A long-awaited convoy of trucks carrying humanitarian aid crossed into southern Gaza on Saturday for the first time since Israel began a devastating siege 12 days ago, as Israel’s military pounded northern Gaza and warned it would increase its attacks.
U.S. President Joe Biden cheered the arrival of the aid after days of intense negotiations and said the United States was committed to ensuring more assistance would enter via the southern Gaza Strip’s Rafah border point with Egypt.
“We will continue to work with all parties to keep the Rafah crossing in operation,” Biden said in a statement.
Twenty flatbed trucks, flying white flags and honking their horns, exited the crossing after checks and headed into Gaza’s southern area which includes the major towns of Rafah and Khan Younis where hundreds of thousands of people made homeless by Israel’s unrelenting air war are sheltering.
Israel’s “total siege” of Gaza, launched after the Oct. 7 cross-borderattack on southern Israel by militants of the Islamist movement Hamas, has left the enclave’s 2.3 million people running out of food, water, medicines and fuel.

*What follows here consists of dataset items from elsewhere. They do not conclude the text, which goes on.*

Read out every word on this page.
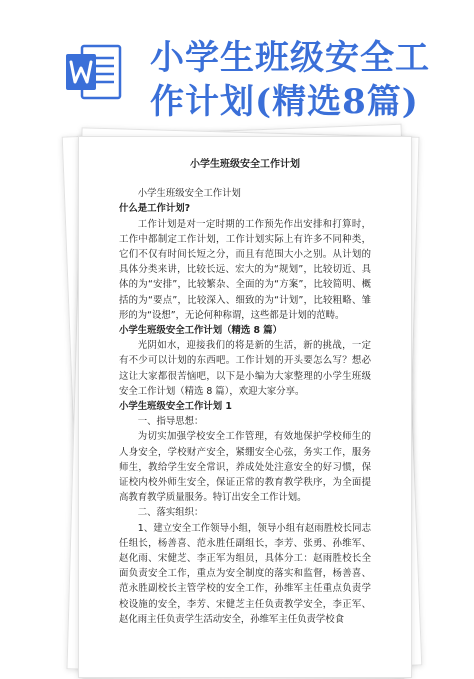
小学生班级安全工
作计划(精选8篇)
小学生班级安全工作计划

小学生班级安全工作计划

什么是工作计划?

工作计划是对一定时期的工作预先作出安排和打算时，工作中都制定工作计划，工作计划实际上有许多不同种类，它们不仅有时间长短之分，而且有范围大小之别。从计划的具体分类来讲，比较长远、宏大的为“规划”，比较切近、具体的为“安排”，比较繁杂、全面的为“方案”，比较简明、概括的为“要点”，比较深入、细致的为“计划”，比较粗略、雏形的为“设想”，无论何种称谓，这些都是计划的范畴。

小学生班级安全工作计划（精选 8 篇）

光阴如水，迎接我们的将是新的生活，新的挑战，一定有不少可以计划的东西吧。工作计划的开头要怎么写？想必这让大家都很苦恼吧，以下是小编为大家整理的小学生班级安全工作计划（精选 8 篇），欢迎大家分享。

小学生班级安全工作计划 1

一、指导思想：

为切实加强学校安全工作管理，有效地保护学校师生的人身安全，学校财产安全，紧绷安全心弦，务实工作，服务师生，教给学生安全常识，养成处处注意安全的好习惯，保证校内校外师生安全，保证正常的教育教学秩序，为全面提高教育教学质量服务。特订出安全工作计划。

二、落实组织：

1、建立安全工作领导小组，领导小组有赵雨胜校长同志任组长，杨善喜、范永胜任副组长，李芳、张勇、孙维军、赵化雨、宋健芝、李正军为组员，具体分工：赵雨胜校长全面负责安全工作，重点为安全制度的落实和监督，杨善喜、范永胜副校长主管学校的安全工作，孙维军主任重点负责学校设施的安全，李芳、宋健芝主任负责教学安全，李正军、赵化雨主任负责学生活动安全，孙维军主任负责学校食
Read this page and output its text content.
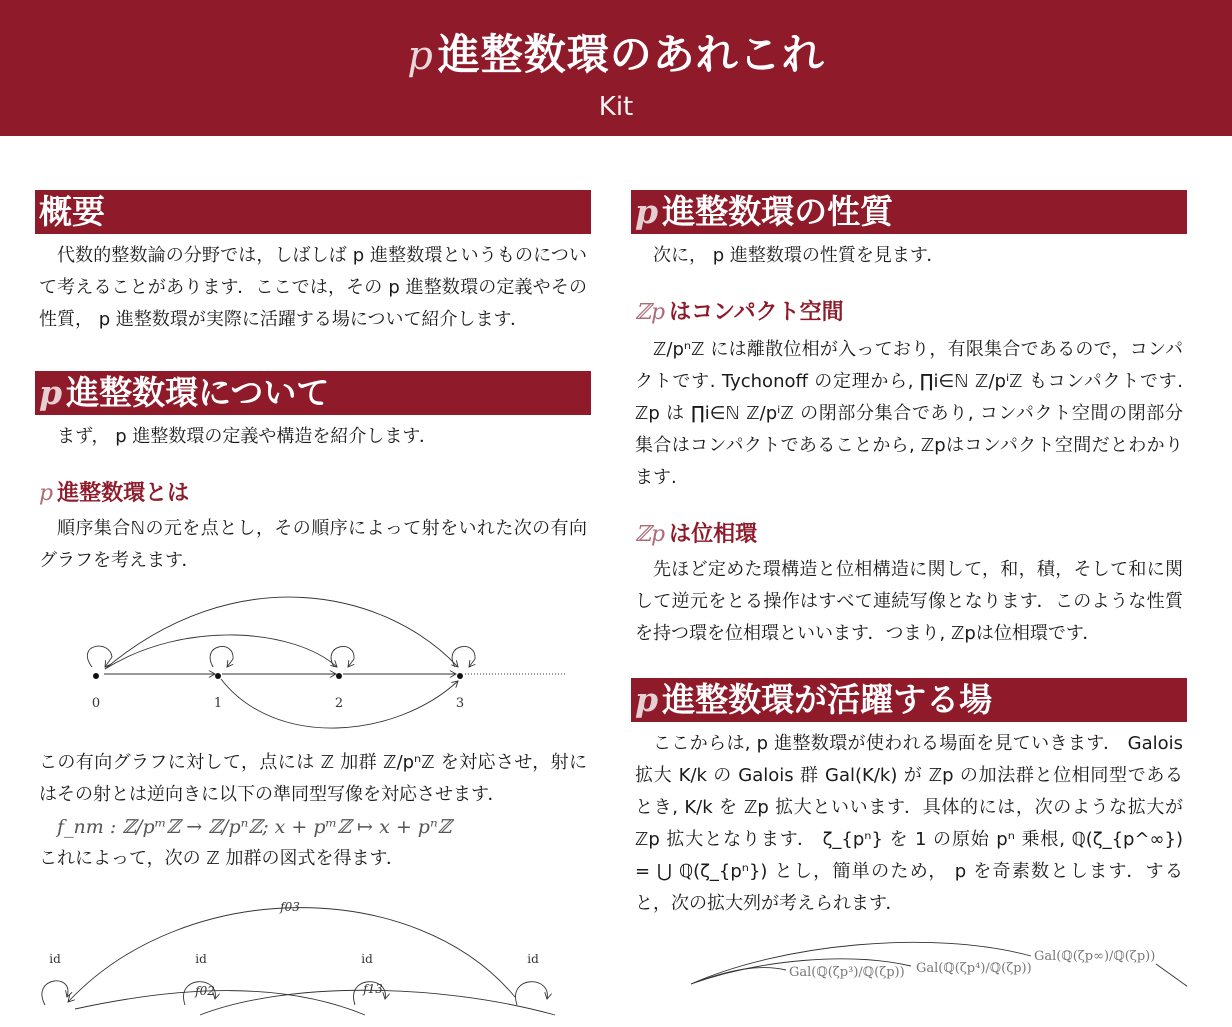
p進整数環のあれこれ
Kit
概要

代数的整数論の分野では，しばしば p 進整数環というものについて考えることがあります．ここでは，その p 進整数環の定義やその性質， p 進整数環が実際に活躍する場について紹介します．

p 進整数環について

まず， p 進整数環の定義や構造を紹介します．

p 進整数環とは

順序集合ℕの元を点とし，その順序によって射をいれた次の有向グラフを考えます．

0	1	2	3

この有向グラフに対して，点には ℤ 加群 ℤ/pⁿℤ を対応させ，射にはその射とは逆向きに以下の準同型写像を対応させます．

f_nm : ℤ/pᵐℤ → ℤ/pⁿℤ; x + pᵐℤ ↦ x + pⁿℤ

これによって，次の ℤ 加群の図式を得ます．

f03
id	id	id	id
f02	f13
p 進整数環の性質

次に， p 進整数環の性質を見ます．

ℤp はコンパクト空間

ℤ/pⁿℤ には離散位相が入っており，有限集合であるので，コンパクトです. Tychonoff の定理から, ∏i∈ℕ ℤ/pⁱℤ もコンパクトです. ℤp は ∏i∈ℕ ℤ/pⁱℤ の閉部分集合であり, コンパクト空間の閉部分集合はコンパクトであることから, ℤpはコンパクト空間だとわかります.

ℤp は位相環

先ほど定めた環構造と位相構造に関して，和，積，そして和に関して逆元をとる操作はすべて連続写像となります．このような性質を持つ環を位相環といいます．つまり, ℤpは位相環です．

p 進整数環が活躍する場

ここからは, p 進整数環が使われる場面を見ていきます． Galois 拡大 K/k の Galois 群 Gal(K/k) が ℤp の加法群と位相同型であるとき, K/k を ℤp 拡大といいます．具体的には，次のような拡大が ℤp 拡大となります． ζ_{pⁿ} を 1 の原始 pⁿ 乗根, ℚ(ζ_{p^∞}) = ⋃ ℚ(ζ_{pⁿ}) とし，簡単のため， p を奇素数とします．すると，次の拡大列が考えられます．

Gal(ℚ(ζp³)/ℚ(ζp)) Gal(ℚ(ζp⁴)/ℚ(ζp))
Gal(ℚ(ζp∞)/ℚ(ζp))
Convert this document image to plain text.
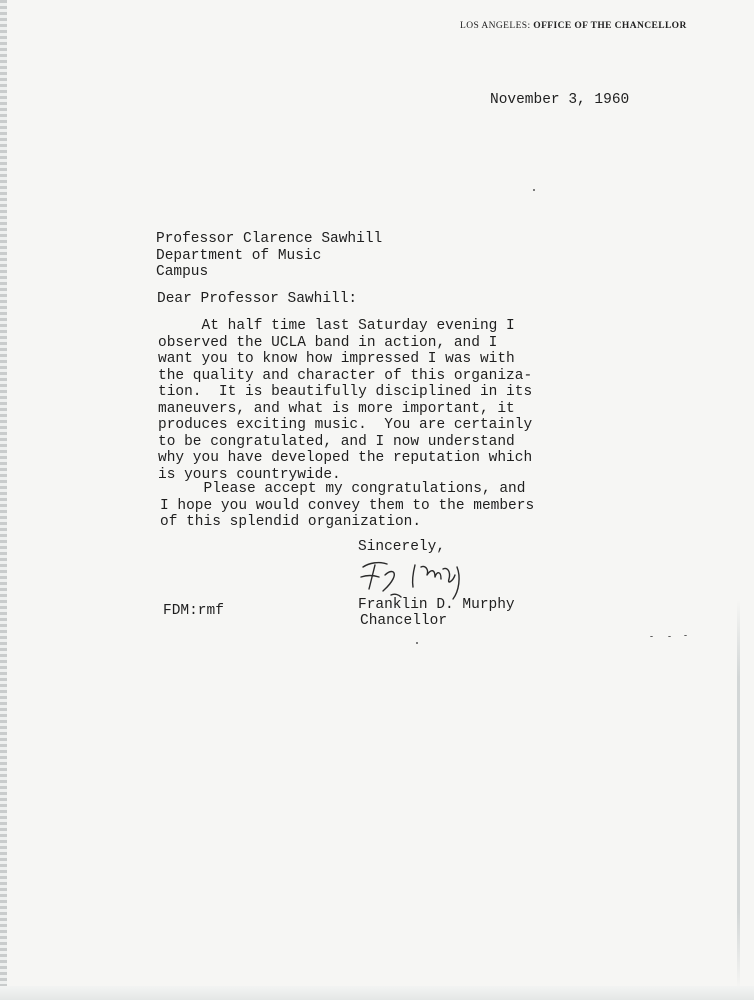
LOS ANGELES: OFFICE OF THE CHANCELLOR
November 3, 1960
Professor Clarence Sawhill
Department of Music
Campus
Dear Professor Sawhill:
At half time last Saturday evening I
observed the UCLA band in action, and I
want you to know how impressed I was with
the quality and character of this organiza-
tion.  It is beautifully disciplined in its
maneuvers, and what is more important, it
produces exciting music.  You are certainly
to be congratulated, and I now understand
why you have developed the reputation which
is yours countrywide.
Please accept my congratulations, and
I hope you would convey them to the members
of this splendid organization.
Sincerely,
Franklin D. Murphy
Chancellor
FDM:rmf
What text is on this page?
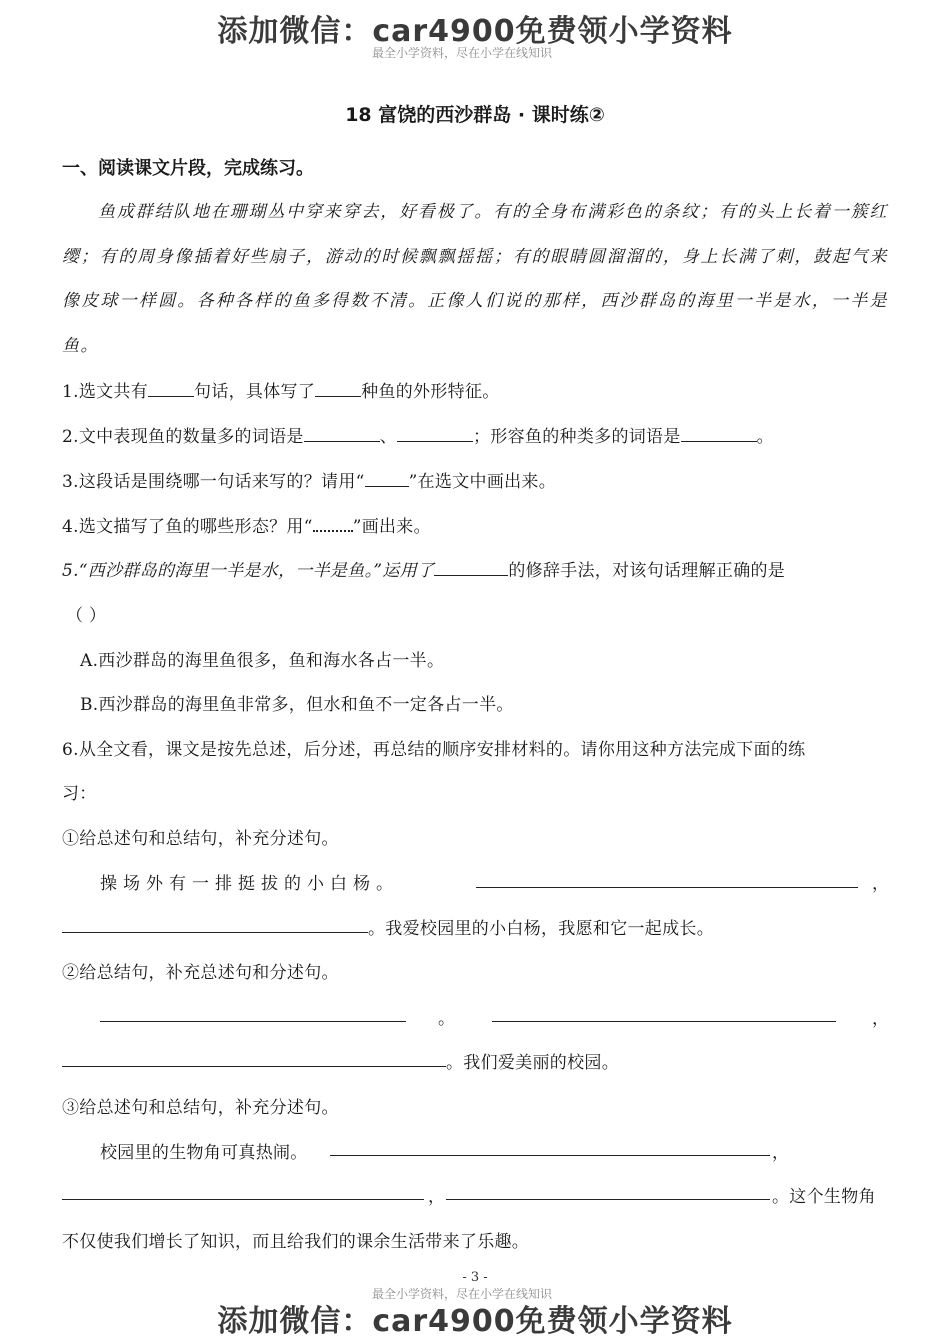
添加微信：car4900免费领小学资料
最全小学资料，尽在小学在线知识
18 富饶的西沙群岛 · 课时练②
一、阅读课文片段，完成练习。
鱼成群结队地在珊瑚丛中穿来穿去，好看极了。有的全身布满彩色的条纹；有的头上长着一簇红缨；有的周身像插着好些扇子，游动的时候飘飘摇摇；有的眼睛圆溜溜的，身上长满了刺，鼓起气来像皮球一样圆。各种各样的鱼多得数不清。正像人们说的那样，西沙群岛的海里一半是水，一半是鱼。
1.选文共有	句话，具体写了	种鱼的外形特征。
2.文中表现鱼的数量多的词语是	、	；形容鱼的种类多的词语是	。
3.这段话是围绕哪一句话来写的？请用“	”在选文中画出来。
4.选文描写了鱼的哪些形态？用“ ”画出来。
5.“西沙群岛的海里一半是水，一半是鱼。”运用了	的修辞手法，对该句话理解正确的是
（ ）
A.西沙群岛的海里鱼很多，鱼和海水各占一半。
B.西沙群岛的海里鱼非常多，但水和鱼不一定各占一半。
6.从全文看，课文是按先总述，后分述，再总结的顺序安排材料的。请你用这种方法完成下面的练
习：
①给总述句和总结句，补充分述句。
操 场 外 有 一 排 挺 拔 的 小 白 杨 。	，
。我爱校园里的小白杨，我愿和它一起成长。
②给总结句，补充总述句和分述句。
。	，
。我们爱美丽的校园。
③给总述句和总结句，补充分述句。
校园里的生物角可真热闹。	，
，	。这个生物角
不仅使我们增长了知识，而且给我们的课余生活带来了乐趣。
- 3 -
最全小学资料，尽在小学在线知识
添加微信：car4900免费领小学资料
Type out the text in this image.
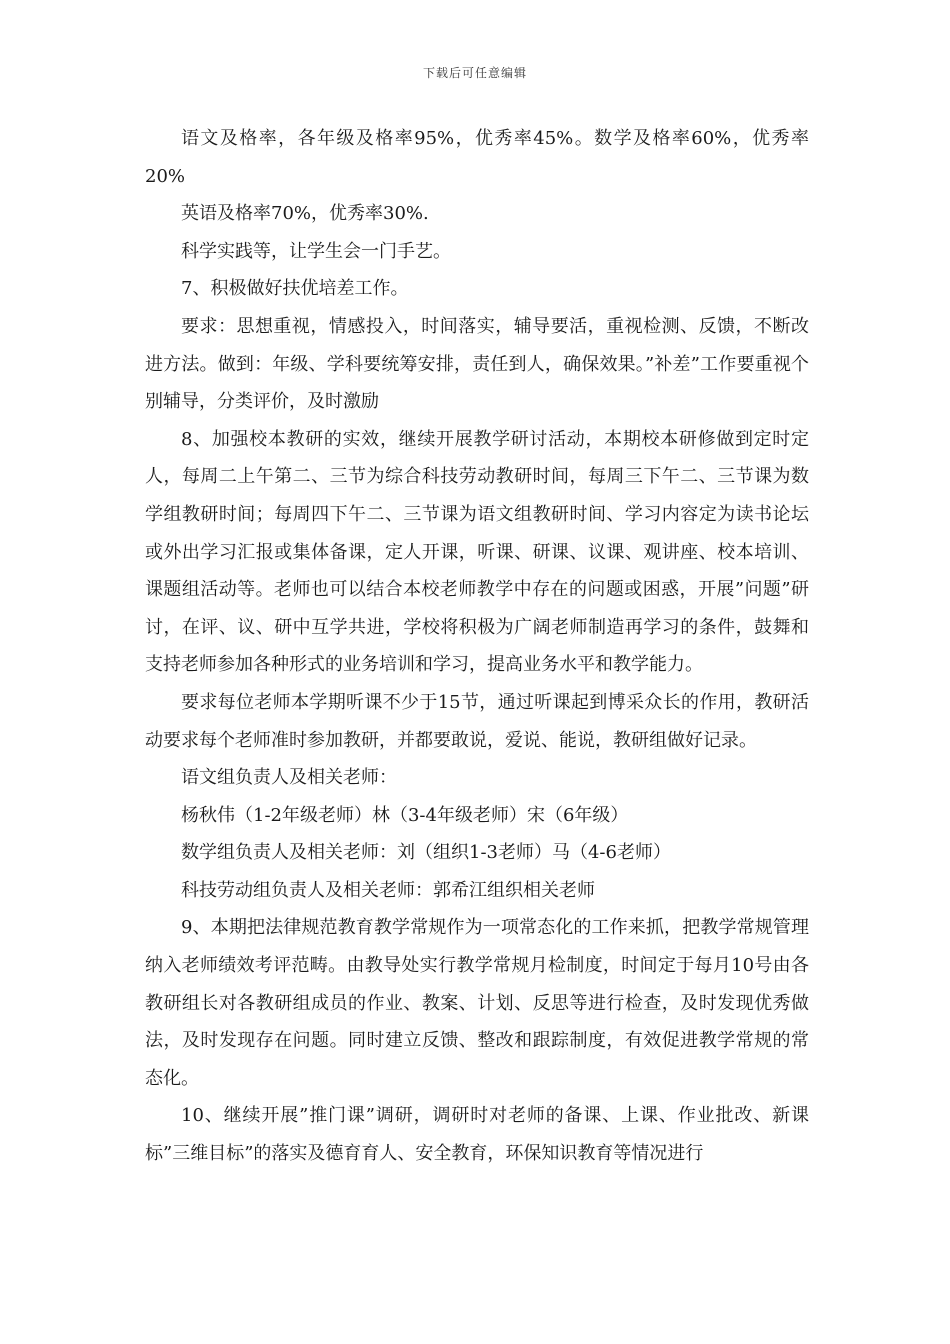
下载后可任意编辑

语文及格率，各年级及格率95%，优秀率45%。数学及格率60%，优秀率20%

英语及格率70%，优秀率30%.

科学实践等，让学生会一门手艺。

7、积极做好扶优培差工作。

要求：思想重视，情感投入，时间落实，辅导要活，重视检测、反馈，不断改进方法。做到：年级、学科要统筹安排，责任到人，确保效果。”补差”工作要重视个别辅导，分类评价，及时激励

8、加强校本教研的实效，继续开展教学研讨活动，本期校本研修做到定时定人，每周二上午第二、三节为综合科技劳动教研时间，每周三下午二、三节课为数学组教研时间；每周四下午二、三节课为语文组教研时间、学习内容定为读书论坛或外出学习汇报或集体备课，定人开课，听课、研课、议课、观讲座、校本培训、课题组活动等。老师也可以结合本校老师教学中存在的问题或困惑，开展”问题”研讨，在评、议、研中互学共进，学校将积极为广阔老师制造再学习的条件，鼓舞和支持老师参加各种形式的业务培训和学习，提高业务水平和教学能力。

要求每位老师本学期听课不少于15节，通过听课起到博采众长的作用，教研活动要求每个老师准时参加教研，并都要敢说，爱说、能说，教研组做好记录。

语文组负责人及相关老师：

杨秋伟（1-2年级老师）林（3-4年级老师）宋（6年级）

数学组负责人及相关老师：刘（组织1-3老师）马（4-6老师）

科技劳动组负责人及相关老师：郭希江组织相关老师

9、本期把法律规范教育教学常规作为一项常态化的工作来抓，把教学常规管理纳入老师绩效考评范畴。由教导处实行教学常规月检制度，时间定于每月10号由各教研组长对各教研组成员的作业、教案、计划、反思等进行检查，及时发现优秀做法，及时发现存在问题。同时建立反馈、整改和跟踪制度，有效促进教学常规的常态化。

10、继续开展”推门课”调研，调研时对老师的备课、上课、作业批改、新课标”三维目标”的落实及德育育人、安全教育，环保知识教育等情况进行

Palestinian officials were disappointed that fuel supplies were not included in the consignment of food, water and medical supplies and added that the aid was only 3% of what used to get into Gaza before the crisis.
“Excluding the fuel from the humanitarian aid means the lives of patients and injured will remain at risk. Gaza hospitals are running out of the basic requirements to pursue medical interventions,” the Gaza health ministry said.
The United Nations said the convoy included life-saving supplies would be received and distributed by the Palestinian Red Crescent, with the consent of Hamas, which rules Gaza.
U.S. Secretary of State Antony Blinken welcomed the opening but echoed a warning from Israel that no aid should end up in Hamas hands.
“We have been clear: Hamas must not interfere with the provision of this life-saving assistance,” Blinken said in a statement.
U.N. officials say at least 100 trucks daily are needed and that any aid operation must be sustainable at scale – a tall order with Israel carrying out bombardments day and night that have wrecked entire populated districts.
Before the outbreak of conflict, an average of about 450 aid trucks were arriving daily in Gaza.